Président de la Fédération Protestante de France
Article paru dans le journal de l’Amicale des pasteurs à la retraite
(automne 2026)
Une société qui se réinvente spirituellement
La France contemporaine ne tourne pas le dos au religieux elle le réinvente. Les grandes enquêtes sociologiques le confirment régulièrement, le recul de l’appartenance confessionnelle instituée ne signifie pas la disparition du questionnement spirituel. Le religieux se déplace, se privatise, se recompose hors des cadres traditionnels. Des millions de Français se définissent comme croyants sans appartenir, se fabriquant une spiritualité personnelle faite d’éléments hétérogènes. Parallèlement, les communautés qui proposent un ancrage clair, de l’émotion spirituelle, une expérience communautaire forte et une parole identifiable connaissent, elles, une dynamique réelle.
C’est dans ce contexte que le protestantisme est aujourd’hui interpellé. Il ne peut plus supposer que ses catégories, la grâce, la Parole, la liberté de conscience, sont immédiatement intelligibles pour ses contemporains. Il doit les réintroduire, les remettre en circulation, avec une exigence pédagogique et un sens renouvelé de l’hospitalité intellectuelle. L’enjeu n’est pas de séduire, mais de témoigner avec clarté dans un espace public où les voix se multiplient et où l’attention se fragmente.
Le protestantisme lui-même en recomposition
Cette mutation sociétale rencontre une recomposition interne profonde.
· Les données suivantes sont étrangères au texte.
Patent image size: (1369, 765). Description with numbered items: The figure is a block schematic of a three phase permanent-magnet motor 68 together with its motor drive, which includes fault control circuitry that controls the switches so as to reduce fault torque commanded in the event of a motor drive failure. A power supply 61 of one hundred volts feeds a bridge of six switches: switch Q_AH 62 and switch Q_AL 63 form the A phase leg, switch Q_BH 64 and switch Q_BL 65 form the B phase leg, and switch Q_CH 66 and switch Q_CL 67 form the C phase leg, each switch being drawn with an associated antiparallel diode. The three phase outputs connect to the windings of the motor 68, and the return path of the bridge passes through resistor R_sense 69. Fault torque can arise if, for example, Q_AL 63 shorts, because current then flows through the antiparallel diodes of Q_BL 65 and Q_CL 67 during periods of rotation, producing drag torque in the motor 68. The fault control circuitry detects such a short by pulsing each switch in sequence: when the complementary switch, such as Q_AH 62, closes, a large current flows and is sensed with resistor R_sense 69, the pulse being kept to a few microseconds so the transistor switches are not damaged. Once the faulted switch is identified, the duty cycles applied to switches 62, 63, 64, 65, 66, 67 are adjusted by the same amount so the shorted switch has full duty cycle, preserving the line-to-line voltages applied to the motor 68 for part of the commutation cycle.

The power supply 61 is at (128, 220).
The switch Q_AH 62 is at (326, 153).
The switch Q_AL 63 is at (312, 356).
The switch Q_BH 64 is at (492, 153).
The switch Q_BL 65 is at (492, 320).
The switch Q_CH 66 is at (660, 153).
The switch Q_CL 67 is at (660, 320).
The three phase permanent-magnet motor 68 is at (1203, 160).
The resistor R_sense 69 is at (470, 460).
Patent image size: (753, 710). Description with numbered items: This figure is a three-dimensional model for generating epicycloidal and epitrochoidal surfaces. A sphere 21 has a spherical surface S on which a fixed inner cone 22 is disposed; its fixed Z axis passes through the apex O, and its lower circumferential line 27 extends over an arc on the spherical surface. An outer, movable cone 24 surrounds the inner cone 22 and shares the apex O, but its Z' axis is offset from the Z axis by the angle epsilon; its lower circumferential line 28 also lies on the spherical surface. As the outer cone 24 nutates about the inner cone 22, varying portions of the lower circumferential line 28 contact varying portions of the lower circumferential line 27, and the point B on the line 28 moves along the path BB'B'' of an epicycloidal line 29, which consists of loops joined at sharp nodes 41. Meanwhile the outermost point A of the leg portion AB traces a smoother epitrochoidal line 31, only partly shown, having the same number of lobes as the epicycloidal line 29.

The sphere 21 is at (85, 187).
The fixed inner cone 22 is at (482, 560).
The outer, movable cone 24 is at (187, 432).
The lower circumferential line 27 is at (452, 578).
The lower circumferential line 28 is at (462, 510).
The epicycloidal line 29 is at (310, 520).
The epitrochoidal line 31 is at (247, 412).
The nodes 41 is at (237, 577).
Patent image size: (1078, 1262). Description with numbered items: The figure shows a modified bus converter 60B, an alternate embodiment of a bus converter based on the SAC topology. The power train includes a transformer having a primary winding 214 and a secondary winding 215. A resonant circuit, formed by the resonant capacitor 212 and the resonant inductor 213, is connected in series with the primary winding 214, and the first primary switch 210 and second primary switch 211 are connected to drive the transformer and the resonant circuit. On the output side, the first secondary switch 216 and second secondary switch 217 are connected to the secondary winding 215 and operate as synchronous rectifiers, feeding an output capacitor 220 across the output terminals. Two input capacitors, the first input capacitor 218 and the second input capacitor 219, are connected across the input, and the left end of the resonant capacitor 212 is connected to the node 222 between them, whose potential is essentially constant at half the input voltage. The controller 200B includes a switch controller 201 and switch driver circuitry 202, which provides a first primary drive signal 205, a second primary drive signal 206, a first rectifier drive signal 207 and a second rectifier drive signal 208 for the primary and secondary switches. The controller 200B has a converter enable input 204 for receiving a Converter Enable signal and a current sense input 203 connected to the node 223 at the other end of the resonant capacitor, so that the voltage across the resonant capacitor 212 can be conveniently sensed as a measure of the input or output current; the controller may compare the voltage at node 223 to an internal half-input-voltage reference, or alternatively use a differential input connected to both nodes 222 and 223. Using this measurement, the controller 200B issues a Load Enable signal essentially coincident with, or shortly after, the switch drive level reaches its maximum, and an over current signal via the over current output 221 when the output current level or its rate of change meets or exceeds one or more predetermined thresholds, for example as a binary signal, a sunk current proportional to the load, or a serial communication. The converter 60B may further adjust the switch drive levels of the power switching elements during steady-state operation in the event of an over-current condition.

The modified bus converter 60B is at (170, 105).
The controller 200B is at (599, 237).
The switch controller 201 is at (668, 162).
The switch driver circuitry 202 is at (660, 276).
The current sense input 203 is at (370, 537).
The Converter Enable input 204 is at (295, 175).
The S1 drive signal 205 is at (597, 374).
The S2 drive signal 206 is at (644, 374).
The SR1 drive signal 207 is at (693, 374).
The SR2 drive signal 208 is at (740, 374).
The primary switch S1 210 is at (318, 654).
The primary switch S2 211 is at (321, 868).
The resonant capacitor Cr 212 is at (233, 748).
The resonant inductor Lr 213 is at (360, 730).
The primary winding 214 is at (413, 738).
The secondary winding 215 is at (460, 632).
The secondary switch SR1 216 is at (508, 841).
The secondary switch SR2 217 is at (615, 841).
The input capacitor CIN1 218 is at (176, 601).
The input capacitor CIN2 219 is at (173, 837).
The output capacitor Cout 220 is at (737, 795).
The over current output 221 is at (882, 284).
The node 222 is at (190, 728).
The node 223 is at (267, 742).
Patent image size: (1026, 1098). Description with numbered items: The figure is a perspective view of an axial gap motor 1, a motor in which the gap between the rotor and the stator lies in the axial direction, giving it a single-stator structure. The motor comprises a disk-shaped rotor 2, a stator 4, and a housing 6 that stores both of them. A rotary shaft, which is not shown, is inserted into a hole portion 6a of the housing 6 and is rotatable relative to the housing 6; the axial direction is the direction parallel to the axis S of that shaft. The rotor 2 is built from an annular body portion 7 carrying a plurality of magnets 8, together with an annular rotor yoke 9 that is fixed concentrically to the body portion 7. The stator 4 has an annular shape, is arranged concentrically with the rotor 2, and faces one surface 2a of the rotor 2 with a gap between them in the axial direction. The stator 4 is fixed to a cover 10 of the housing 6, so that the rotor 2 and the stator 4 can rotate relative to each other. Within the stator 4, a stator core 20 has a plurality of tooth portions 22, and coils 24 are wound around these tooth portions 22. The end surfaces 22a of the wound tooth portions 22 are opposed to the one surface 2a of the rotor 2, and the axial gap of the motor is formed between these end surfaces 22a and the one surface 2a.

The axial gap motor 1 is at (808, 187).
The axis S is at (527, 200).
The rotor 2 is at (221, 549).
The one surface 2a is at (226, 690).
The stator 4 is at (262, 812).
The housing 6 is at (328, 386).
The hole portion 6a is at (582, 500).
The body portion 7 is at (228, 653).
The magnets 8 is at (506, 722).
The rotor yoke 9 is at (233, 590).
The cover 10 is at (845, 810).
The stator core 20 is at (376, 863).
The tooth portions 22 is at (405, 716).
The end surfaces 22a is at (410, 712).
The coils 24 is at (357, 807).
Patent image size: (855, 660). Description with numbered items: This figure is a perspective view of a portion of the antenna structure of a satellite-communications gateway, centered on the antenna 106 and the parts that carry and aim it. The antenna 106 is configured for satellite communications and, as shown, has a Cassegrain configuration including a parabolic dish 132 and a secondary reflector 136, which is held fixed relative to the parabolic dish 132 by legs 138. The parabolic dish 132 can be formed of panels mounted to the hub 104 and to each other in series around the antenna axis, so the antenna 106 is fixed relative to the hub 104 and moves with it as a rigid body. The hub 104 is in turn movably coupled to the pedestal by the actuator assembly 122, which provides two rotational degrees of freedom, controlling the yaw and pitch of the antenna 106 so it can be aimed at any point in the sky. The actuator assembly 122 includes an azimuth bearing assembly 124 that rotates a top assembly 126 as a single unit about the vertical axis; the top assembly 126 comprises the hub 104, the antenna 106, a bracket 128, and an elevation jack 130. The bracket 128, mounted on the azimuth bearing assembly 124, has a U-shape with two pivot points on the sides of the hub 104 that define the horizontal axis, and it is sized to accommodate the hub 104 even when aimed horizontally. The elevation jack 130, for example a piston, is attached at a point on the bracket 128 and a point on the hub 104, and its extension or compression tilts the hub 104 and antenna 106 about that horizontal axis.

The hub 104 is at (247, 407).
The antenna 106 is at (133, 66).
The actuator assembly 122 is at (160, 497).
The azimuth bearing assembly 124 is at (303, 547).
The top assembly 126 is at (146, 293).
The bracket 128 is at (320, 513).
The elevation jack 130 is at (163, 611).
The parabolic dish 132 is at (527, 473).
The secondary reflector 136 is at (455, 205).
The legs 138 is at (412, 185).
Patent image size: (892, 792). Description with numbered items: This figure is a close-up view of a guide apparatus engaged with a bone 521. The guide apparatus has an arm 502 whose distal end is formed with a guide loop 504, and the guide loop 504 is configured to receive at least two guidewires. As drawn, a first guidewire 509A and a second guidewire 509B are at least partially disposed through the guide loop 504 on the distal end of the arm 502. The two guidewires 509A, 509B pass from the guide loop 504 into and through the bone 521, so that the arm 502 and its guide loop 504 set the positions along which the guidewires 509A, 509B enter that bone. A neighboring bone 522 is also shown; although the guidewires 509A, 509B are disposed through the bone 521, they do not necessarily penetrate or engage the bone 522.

L’enquête nationale menée par !’IFOP en décembre 2024 auprès des protestants français dresse un tableau d’une grande diversité : des protestantismes plus que du protestantisme. Les courants évangéliques pentecôtistes et charismatiques, en forte croissance notamment sous l’effet des dynamiques migratoires, côtoient des Églises historiques, luthéro-réformées, mais aussi évangéliques, héritières de la Réforme européenne ; une coexistence qui n’est pas toujours sans friction !
Les questions éthiques divisent. Les références identitaires se fragmentent. Les pratiques de piété, la place du culte, le rapport à la Bible, la conception du ministère : tout cela n’est plus partagé d’évidence entre des protestants qui portent le même nom mais habitent des univers ecclésiaux profondément distincts. Cette diversité peut être une richesse. Elle est au cœur de l’identité fédérative française, mais elle exige aussi des instruments de dialogue, de discernement et, parfois, de régulation.